# Tracking
Tracking is a process of following objects or features across a sequence of images or frames in a video. It locates and identifies objects of interest over time.



![](https://nanonets.com/blog/content/images/2019/04/sparse-vs-dense.gif)

![](https://s3-us-west-2.amazonaws.com/static.pyimagesearch.com/opencv-multi-object-tracking/opencv_multi_object_tracking_01.gif) ![](https://s3-us-west-2.amazonaws.com/static.pyimagesearch.com/multi-object-tracking-dlib/multi_object_tracking_dlib_result.gif)


In [1]:
# We need to import a few packages.
import cv2
import numpy as np
import matplotlib.pyplot as plt
import matplotlib.patches as patches

# Optical Flow

Optical Flow is a technique used to estimate the motion of objects in a sequence of images or video frames. It analyzes the apparent motion of pixels between consecutive frames. It assumes that nearby pixels in an image generally move together.
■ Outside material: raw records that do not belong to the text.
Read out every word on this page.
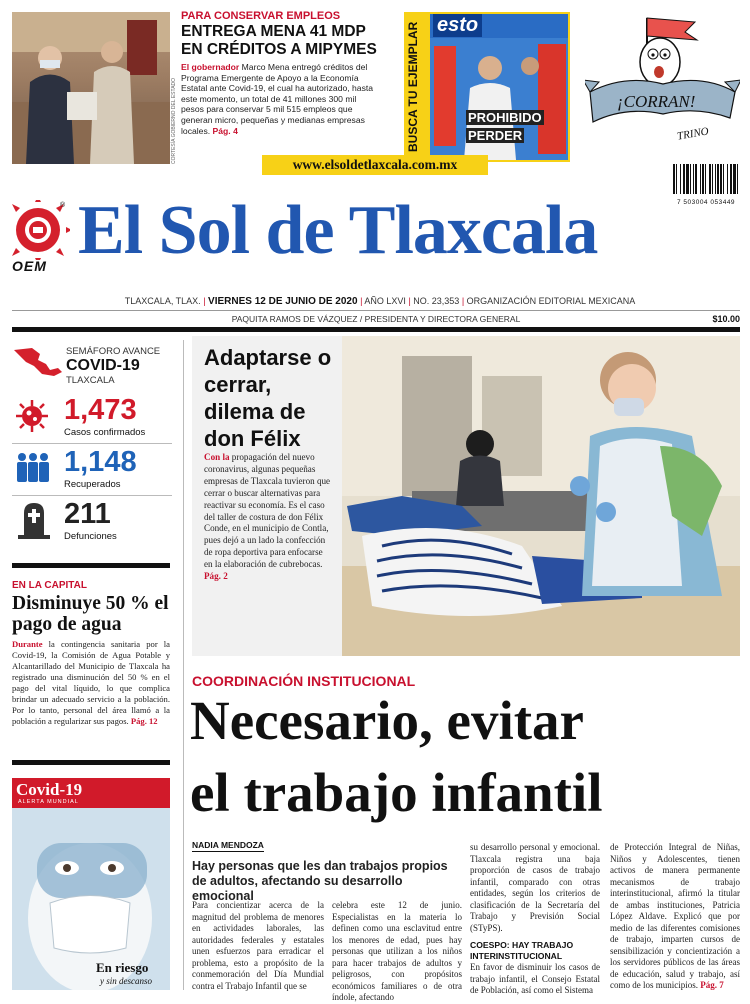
CORTESÍA GOBIERNO DEL ESTADO
PARA CONSERVAR EMPLEOS
ENTREGA MENA 41 MDP
EN CRÉDITOS A MIPYMES
El gobernador Marco Mena entregó créditos del Programa Emergente de Apoyo a la Economía Estatal ante Covid-19, el cual ha autorizado, hasta este momento, un total de 41 millones 300 mil pesos para conservar 5 mil 515 empleos que generan micro, pequeñas y medianas empresas locales. Pág. 4	BUSCA TU EJEMPLAR esto
PROHIBIDO
PERDER
¡CORRAN!
TRINO
www.elsoldetlaxcala.com.mx
7 503004 053449
®
OEM El Sol de Tlaxcala
TLAXCALA, TLAX. | VIERNES 12 DE JUNIO DE 2020 | AÑO LXVI | NO. 23,353 | ORGANIZACIÓN EDITORIAL MEXICANA
PAQUITA RAMOS DE VÁZQUEZ / PRESIDENTA Y DIRECTORA GENERAL	$10.00
SEMÁFORO AVANCE
COVID-19
TLAXCALA
1,473
Casos confirmados
1,148
Recuperados
211
Defunciones
EN LA CAPITAL
Disminuye 50 % el pago de agua
Durante la contingencia sanitaria por la Covid-19, la Comisión de Agua Potable y Alcantarillado del Municipio de Tlaxcala ha registrado una disminución del 50 % en el pago del vital líquido, lo que complica brindar un adecuado servicio a la población. Por lo tanto, personal del área llamó a la población a regularizar sus pagos. Pág. 12
Covid-19
ALERTA MUNDIAL
En riesgo
y sin descanso
Adaptarse o cerrar, dilema de don Félix
Con la propagación del nuevo coronavirus, algunas pequeñas empresas de Tlaxcala tuvieron que cerrar o buscar alternativas para reactivar su economía. Es el caso del taller de costura de don Félix Conde, en el municipio de Contla, pues dejó a un lado la confección de ropa deportiva para enfocarse en la elaboración de cubrebocas. Pág. 2
COORDINACIÓN INSTITUCIONAL
Necesario, evitar
el trabajo infantil
NADIA MENDOZA
Hay personas que les dan trabajos propios de adultos, afectando su desarrollo emocional
Para concientizar acerca de la magnitud del problema de menores en actividades laborales, las autoridades federales y estatales unen esfuerzos para erradicar el problema, esto a propósito de la conmemoración del Día Mundial contra el Trabajo Infantil que se
celebra este 12 de junio. Especialistas en la materia lo definen como una esclavitud entre los menores de edad, pues hay personas que utilizan a los niños para hacer trabajos de adultos y peligrosos, con propósitos económicos familiares o de otra índole, afectando
su desarrollo personal y emocional. Tlaxcala registra una baja proporción de casos de trabajo infantil, comparado con otras entidades, según los criterios de clasificación de la Secretaría del Trabajo y Previsión Social (STyPS).
COESPO: HAY TRABAJO INTERINSTITUCIONAL
En favor de disminuir los casos de trabajo infantil, el Consejo Estatal de Población, así como el Sistema
de Protección Integral de Niñas, Niños y Adolescentes, tienen activos de manera permanente mecanismos de trabajo interinstitucional, afirmó la titular de ambas instituciones, Patricia López Aldave. Explicó que por medio de las diferentes comisiones de trabajo, imparten cursos de sensibilización y concientización a los servidores públicos de las áreas de educación, salud y trabajo, así como de los municipios. Pág. 7
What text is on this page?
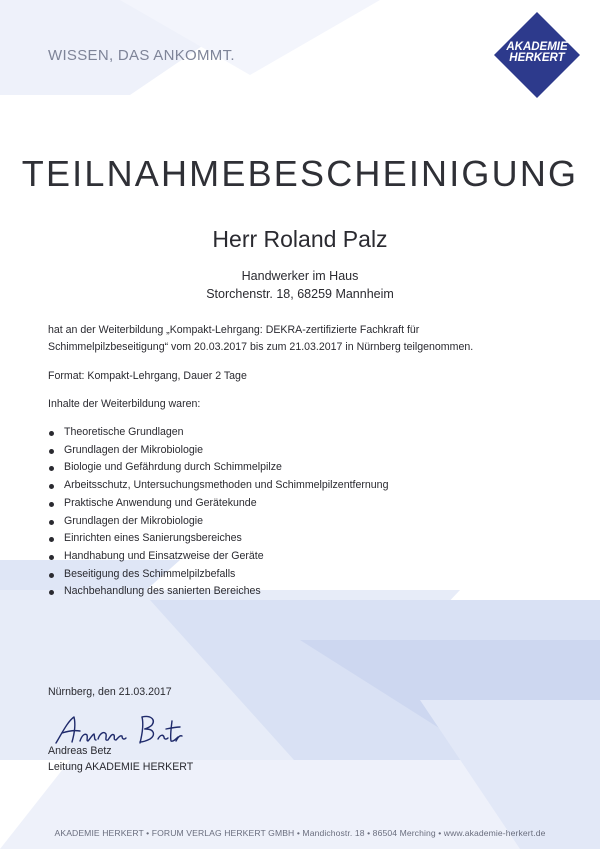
WISSEN, DAS ANKOMMT.	AKADEMIE
HERKERT
TEILNAHMEBESCHEINIGUNG
Herr Roland Palz
Handwerker im Haus
Storchenstr. 18, 68259 Mannheim
hat an der Weiterbildung „Kompakt-Lehrgang: DEKRA-zertifizierte Fachkraft für
Schimmelpilzbeseitigung“ vom 20.03.2017 bis zum 21.03.2017 in Nürnberg teilgenommen.
Format: Kompakt-Lehrgang, Dauer 2 Tage
Inhalte der Weiterbildung waren:
Theoretische Grundlagen
Grundlagen der Mikrobiologie
Biologie und Gefährdung durch Schimmelpilze
Arbeitsschutz, Untersuchungsmethoden und Schimmelpilzentfernung
Praktische Anwendung und Gerätekunde
Grundlagen der Mikrobiologie
Einrichten eines Sanierungsbereiches
Handhabung und Einsatzweise der Geräte
Beseitigung des Schimmelpilzbefalls
Nachbehandlung des sanierten Bereiches
Nürnberg, den 21.03.2017
Andreas Betz
Leitung AKADEMIE HERKERT
AKADEMIE HERKERT • FORUM VERLAG HERKERT GMBH • Mandichostr. 18 • 86504 Merching • www.akademie-herkert.de
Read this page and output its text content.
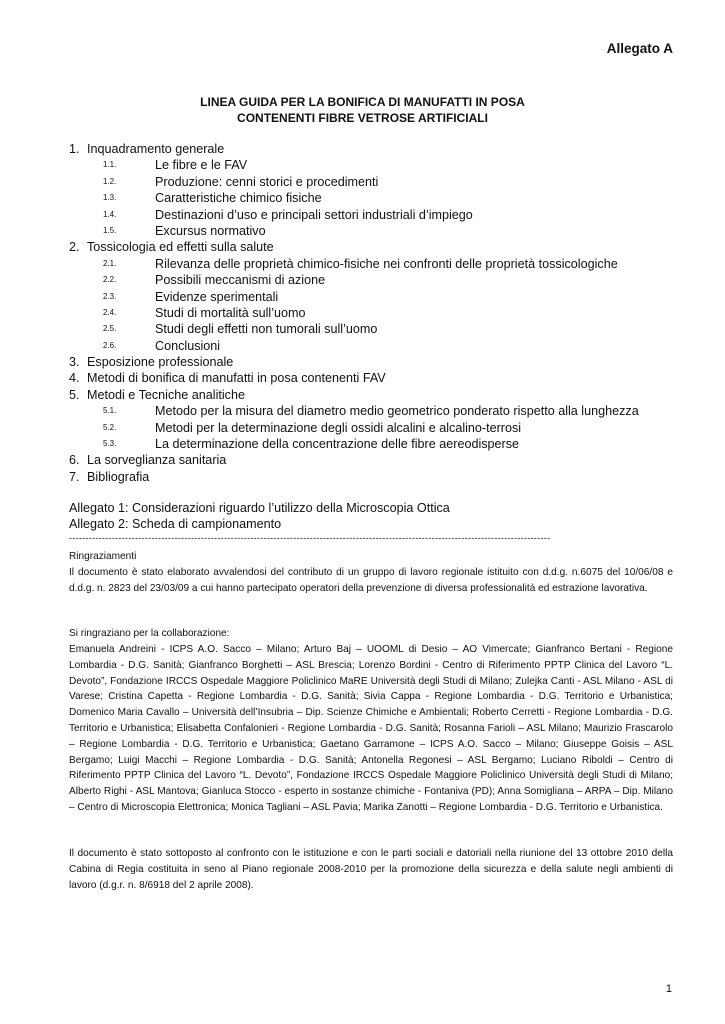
Allegato A
LINEA GUIDA PER LA BONIFICA DI MANUFATTI IN POSA
CONTENENTI FIBRE VETROSE ARTIFICIALI
1. Inquadramento generale
1.1.	Le fibre e le FAV
1.2.	Produzione: cenni storici e procedimenti
1.3.	Caratteristiche chimico fisiche
1.4.	Destinazioni d’uso e principali settori industriali d’impiego
1.5.	Excursus normativo
2. Tossicologia ed effetti sulla salute
2.1.	Rilevanza delle proprietà chimico-fisiche nei confronti delle proprietà tossicologiche
2.2.	Possibili meccanismi di azione
2.3.	Evidenze sperimentali
2.4.	Studi di mortalità sull’uomo
2.5.	Studi degli effetti non tumorali sull’uomo
2.6.	Conclusioni
3. Esposizione professionale
4. Metodi di bonifica di manufatti in posa contenenti FAV
5. Metodi e Tecniche analitiche
5.1.	Metodo per la misura del diametro medio geometrico ponderato rispetto alla lunghezza
5.2.	Metodi per la determinazione degli ossidi alcalini e alcalino-terrosi
5.3.	La determinazione della concentrazione delle fibre aereodisperse
6. La sorveglianza sanitaria
7. Bibliografia
Allegato 1: Considerazioni riguardo l’utilizzo della Microscopia Ottica
Allegato 2: Scheda di campionamento
--------------------------------------------------------------------------------------------------------------------------------------------------
Ringraziamenti
Il documento è stato elaborato avvalendosi del contributo di un gruppo di lavoro regionale istituito con d.d.g. n.6075 del 10/06/08 e d.d.g. n. 2823 del 23/03/09 a cui hanno partecipato operatori della prevenzione di diversa professionalità ed estrazione lavorativa.
Si ringraziano per la collaborazione:
Emanuela Andreini - ICPS A.O. Sacco – Milano; Arturo Baj – UOOML di Desio – AO Vimercate; Gianfranco Bertani - Regione Lombardia - D.G. Sanità; Gianfranco Borghetti – ASL Brescia; Lorenzo Bordini - Centro di Riferimento PPTP Clinica del Lavoro “L. Devoto”, Fondazione IRCCS Ospedale Maggiore Policlinico MaRE Università degli Studi di Milano; Zulejka Canti - ASL Milano - ASL di Varese; Cristina Capetta - Regione Lombardia - D.G. Sanità; Sivia Cappa - Regione Lombardia - D.G. Territorio e Urbanistica; Domenico Maria Cavallo – Università dell’Insubria – Dip. Scienze Chimiche e Ambientali; Roberto Cerretti - Regione Lombardia - D.G. Territorio e Urbanistica; Elisabetta Confalonieri - Regione Lombardia - D.G. Sanità; Rosanna Farioli – ASL Milano; Maurizio Frascarolo – Regione Lombardia - D.G. Territorio e Urbanistica; Gaetano Garramone – ICPS A.O. Sacco – Milano; Giuseppe Goisis – ASL Bergamo; Luigi Macchi – Regione Lombardia - D.G. Sanità; Antonella Regonesi – ASL Bergamo; Luciano Riboldi – Centro di Riferimento PPTP Clinica del Lavoro “L. Devoto”, Fondazione IRCCS Ospedale Maggiore Policlinico Università degli Studi di Milano; Alberto Righi - ASL Mantova; Gianluca Stocco - esperto in sostanze chimiche - Fontaniva (PD); Anna Somigliana – ARPA – Dip. Milano – Centro di Microscopia Elettronica; Monica Tagliani – ASL Pavia; Marika Zanotti – Regione Lombardia - D.G. Territorio e Urbanistica.
Il documento è stato sottoposto al confronto con le istituzione e con le parti sociali e datoriali nella riunione del 13 ottobre 2010 della Cabina di Regia costituita in seno al Piano regionale 2008-2010 per la promozione della sicurezza e della salute negli ambienti di lavoro (d.g.r. n. 8/6918 del 2 aprile 2008).
1
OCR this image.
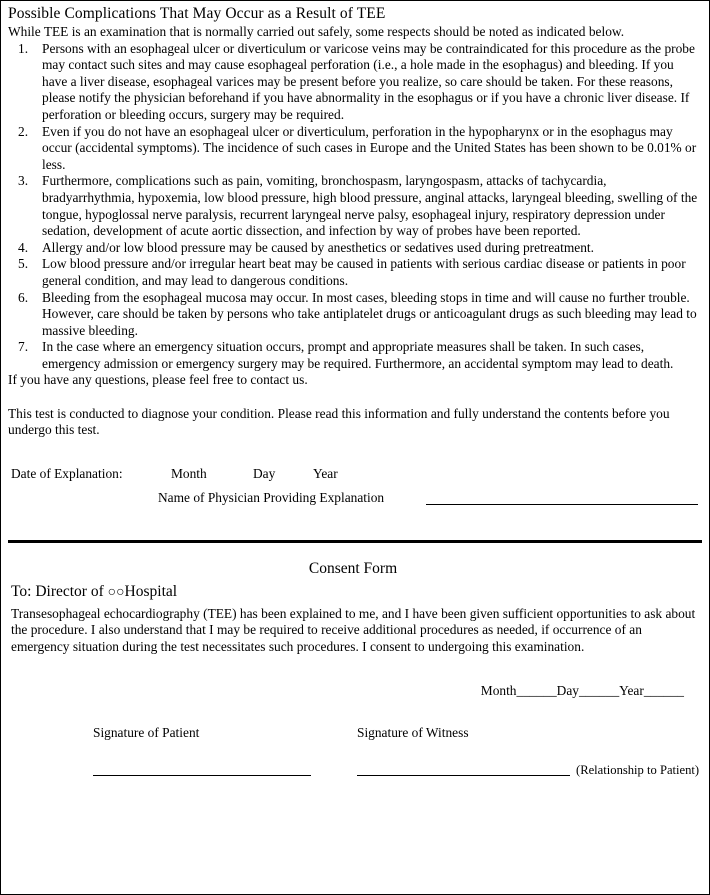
Possible Complications That May Occur as a Result of TEE
While TEE is an examination that is normally carried out safely, some respects should be noted as indicated below.
1.	Persons with an esophageal ulcer or diverticulum or varicose veins may be contraindicated for this procedure as the probe may contact such sites and may cause esophageal perforation (i.e., a hole made in the esophagus) and bleeding. If you have a liver disease, esophageal varices may be present before you realize, so care should be taken. For these reasons, please notify the physician beforehand if you have abnormality in the esophagus or if you have a chronic liver disease. If perforation or bleeding occurs, surgery may be required.
2.	Even if you do not have an esophageal ulcer or diverticulum, perforation in the hypopharynx or in the esophagus may occur (accidental symptoms). The incidence of such cases in Europe and the United States has been shown to be 0.01% or less.
3.	Furthermore, complications such as pain, vomiting, bronchospasm, laryngospasm, attacks of tachycardia, bradyarrhythmia, hypoxemia, low blood pressure, high blood pressure, anginal attacks, laryngeal bleeding, swelling of the tongue, hypoglossal nerve paralysis, recurrent laryngeal nerve palsy, esophageal injury, respiratory depression under sedation, development of acute aortic dissection, and infection by way of probes have been reported.
4.	Allergy and/or low blood pressure may be caused by anesthetics or sedatives used during pretreatment.
5.	Low blood pressure and/or irregular heart beat may be caused in patients with serious cardiac disease or patients in poor general condition, and may lead to dangerous conditions.
6.	Bleeding from the esophageal mucosa may occur. In most cases, bleeding stops in time and will cause no further trouble. However, care should be taken by persons who take antiplatelet drugs or anticoagulant drugs as such bleeding may lead to massive bleeding.
7.	In the case where an emergency situation occurs, prompt and appropriate measures shall be taken. In such cases, emergency admission or emergency surgery may be required. Furthermore, an accidental symptom may lead to death.
If you have any questions, please feel free to contact us.
This test is conducted to diagnose your condition. Please read this information and fully understand the contents before you undergo this test.
Date of Explanation:	Month	Day	Year
Name of Physician Providing Explanation
Consent Form
To: Director of ○○Hospital
Transesophageal echocardiography (TEE) has been explained to me, and I have been given sufficient opportunities to ask about the procedure. I also understand that I may be required to receive additional procedures as needed, if occurrence of an emergency situation during the test necessitates such procedures. I consent to undergoing this examination.
Month______Day______Year______
Signature of Patient	Signature of Witness
(Relationship to Patient)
Optical flow algorithms attempt to find the correspondence between pixels in one frame and pixels in the other frame. This correspondence is then represented as a vector field, where each vector indicates the direction and magnitude of motion for a particular pixel.

# Sparse Optical Flow

Sparse optical flow computes these motion vectors only for a subset of pixels in the image.

How do you think we'll select these subset of pixels?

![](https://docs.opencv.org/3.4/optical_flow_basic1.jpg)


Consider a pixel $I(x,y,t)$ in the first frame. It moves by distance ($dx,dy$) in next frame taken after $dt$ time. So since those pixels are the same and intensity does not change, we can say,

$I(x,y,t) = I(x+dx, y+dy, t+dt)$

Then take taylor series approximation of right-hand side, remove common terms and divide by $dt$ to get the following equation:

$f_x u + f_y v + f_t = 0 \;$

where:

$f_x = \frac{\partial f}{\partial x} \; ; \; f_y = \frac{\partial f}{\partial y}$

$u = \frac{dx}{dt} \; ; \; v = \frac{dy}{dt}$

Above equation is called Optical Flow equation. In it, we can find $f_x$ and $f_y$, they are image gradients. Similarly $f_t$ is the gradient along time. But (u,v) is unknown. We cannot solve this one equation with two unknown variables. So several methods are provided to solve this problem and one of them is Lucas-Kanade. Lucas-Kanade method takes a 3x3 patch around the point. So all the 9 points have the same motion. We can find ($f_x, f_y, f_t$) for these 9 points. So now our problem becomes solving 9 equations with two unknown variables which is over-determined. Below is the final solution which is two equation-two unknown problem and solve to get the solution.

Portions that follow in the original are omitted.